Wednesday, November 05, 2008

Blough

Ugh. Today was not a good day. I woke up nauseated. I spent 40 minutes sitting in the bathroom waiting to throw up. I finally threw up and then went to work, where I continued to feel sick.

Then my mom called. I don't intend to draw family drama into this blog, so I won't write out a 30-page dissertation, but basically she feels that it is unacceptable for me to nurse in public or in other people's homes without a blanket. I simply do not agree. Intellectually I can see that side. But my spirit and my emotions don't. I just don't live in a world where nursing uncovered is anything but wonderful. I anticipate that I will never understand the other world. I know my world is different than everyone else's, but I don't anticipate it ever changing. This phone call went on for 27 minutes.

Before/during/after the wonderful call I ate a big bowl of oatmeal and it seemed to be OK. Eventually the stomach rumbles came back and I went to the bathroom and waited to throw up. Nothing. So I went back downstairs and felt nauseated again. So I went upstairs and waited to throw up. Nothing. So I left. As soon as I stepped outside I was able to throw up. We have two buildings and of course three people were outside right at the opportune time. A woman saw me and said "Oh, I thought you were throwing up." I looked up from my throw up bowl and said "I am!" She said "You're pregnant!!" This thought had crossed my mind earlier, and I said "I hope not!!" I immediately felt terrible and apologized to the possible zygote/fetus. My husband will be starting school and working full time in January and all the household responsibilities will fall on me. So I didn't feel that now was the best time to be pregnant. But on the other hand, BAYBEEEEEEEESSSS!! I love me some cuddly babies. So on the way home, I bought a pregnancy test. This was really stupid, as the nausea was really nothing like pregnancy nausea, seeing as it was accompanied by a whole host of symptoms. I took the test anyway and was slightly disappointed at the negative.

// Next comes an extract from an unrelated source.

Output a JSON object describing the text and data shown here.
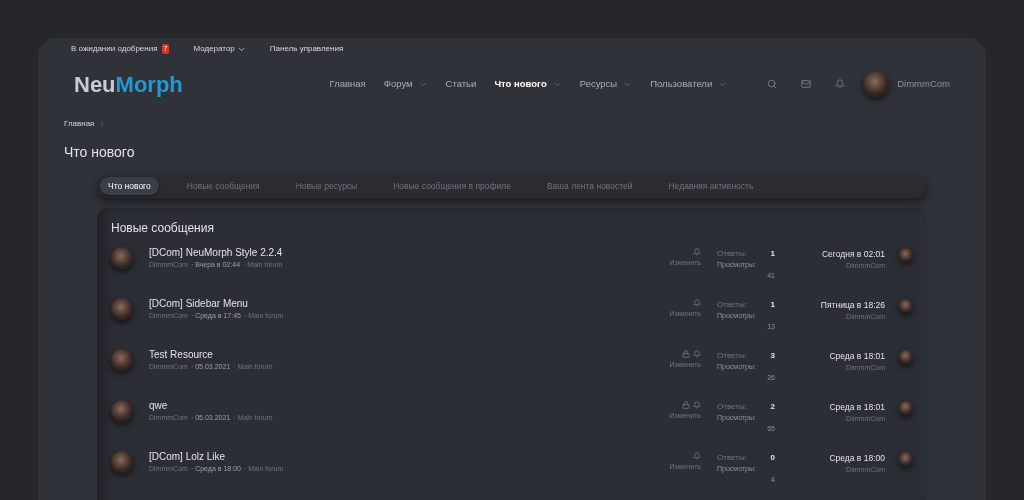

My husband and baby were still in bed, so I went in there and tried to nurse the baby so we could all sleep. My husband said he just needed 1/2 hour of sleep and then he'd be fine. The baby was bashing him over the head periodically, so I suggested that husband lock Baby and me in the room and he go out to the couch for one hour. Then he could take Baby and I could sleep uninterrupted. He left and I spent the next couple hours being bashed and scratched by un-tired Baby. By then it was time for husband to go to work, so I never got my uninterrupted sleep. After this Baby did fall asleep and we both rested for a while.

Now I've been trying to get up and pack for the past 2 hours but haven't gathered the energy yet. I have such an extreme lack of character and fortitude. I can't even push through a little bit of nausea and body aches to pack a stupid suitcase. I am trying to convince myself to do it NOW. My wonderful amazing precious 6-year old offered to help me. If I do it now and get it over with, I can rest/sleep the rest of the evening and then maybe I won't be miserable on the airplane tomorrow. Yeah, I can hope.

1 comment:

Marly said...

I'm sorry you're sick. its not any fun being sick as a mom. I'm also sorry you got a lecture. I think I've used a blanket once to nurse. I've actually gotten friends who never nurse around people or uncovered to nurse, uncovered, around me ;) There is hope!